I observe also by your Letters that You are doing every thing in your Power to forward Cloathing & Money for the new Levys, but as We feel the want of Them so sensibly, I cod not forbear to repeat it.

if Your Excellency shod not think it improper to give me discretionary power to use for the Recruits in this State any Continental Cloathing which may be had in these parts unappriated, I shod hope & believe the Service wod be promoted by it.
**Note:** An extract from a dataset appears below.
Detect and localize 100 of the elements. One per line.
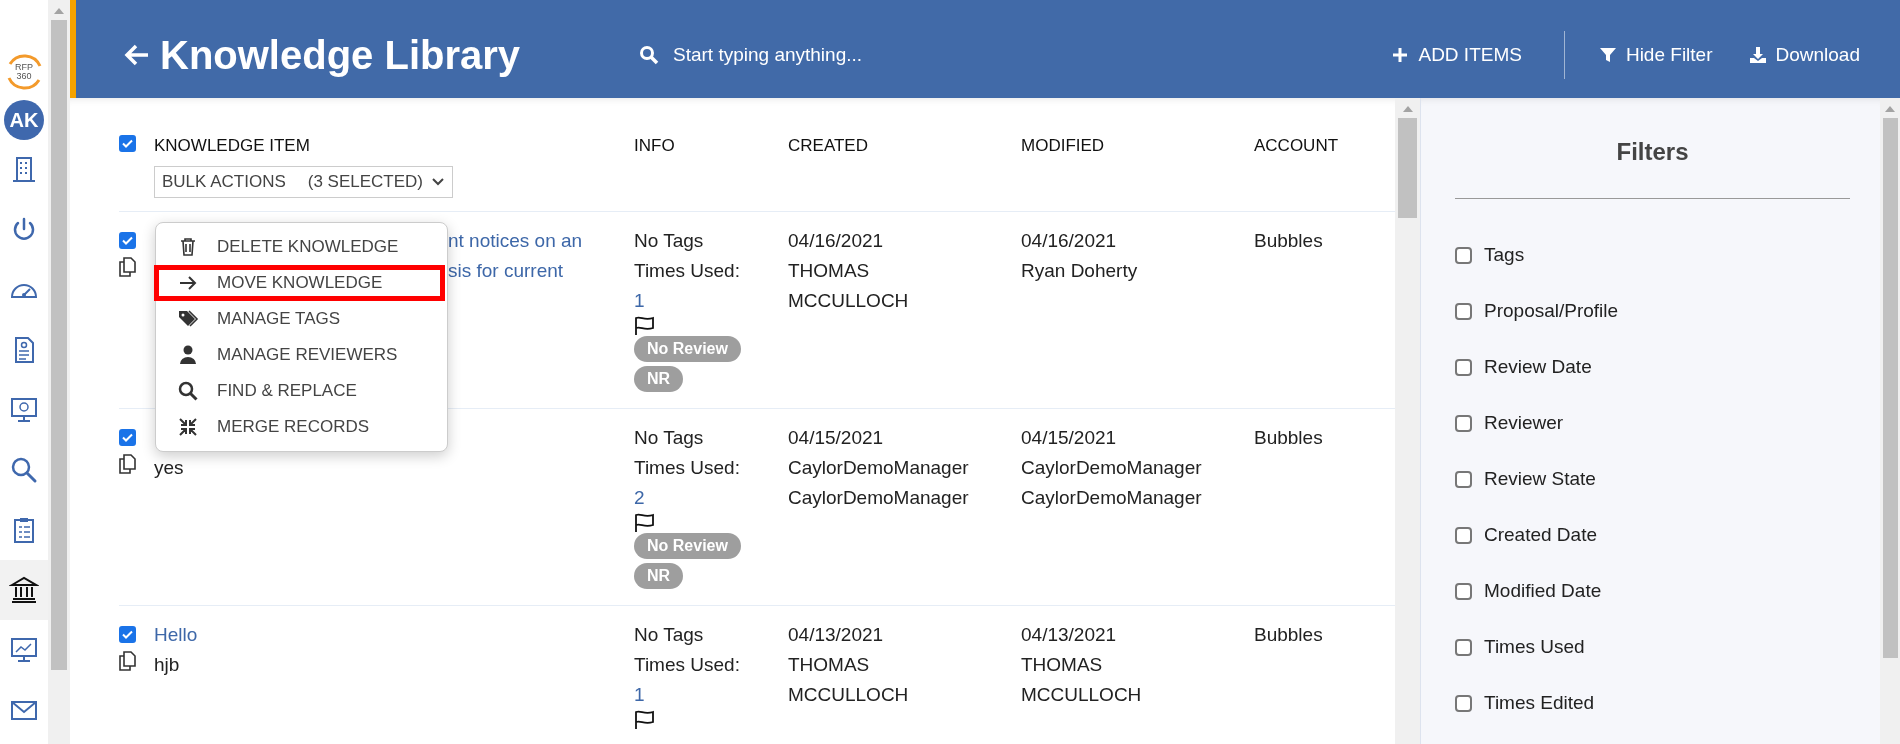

Could not a Body of Men on the Grants, or of the green mountain Boys so called be very expeditiously raised for the Relief of Tyonderoga if proper Encouragement was offered, unless Their having before exerted Themselves, & being denyd any Pay, shod have given Them an incurable Aversion to the Service.4 I am Sir with the greatest Esteem & Regard, Your Excellencys most obedt Humble Servant

Jonth; Trumbull

LS, DLC:GW; LB, Ct: Trumbull Papers.

1The enclosure apparently was a copy of one of Schuyler’s letters to Trumbull of 23, 27, or 31 Jan. 1777 requesting reinforcements for Ticonderoga, all of which are located in MHi: Trumbull Papers.

2The letter-book copy says “100.”

3Nathanael Greene’s letter has not been identified.

4The New Hampshire Grants were located on the west side of the Connecticut River in what is now the state of Vermont.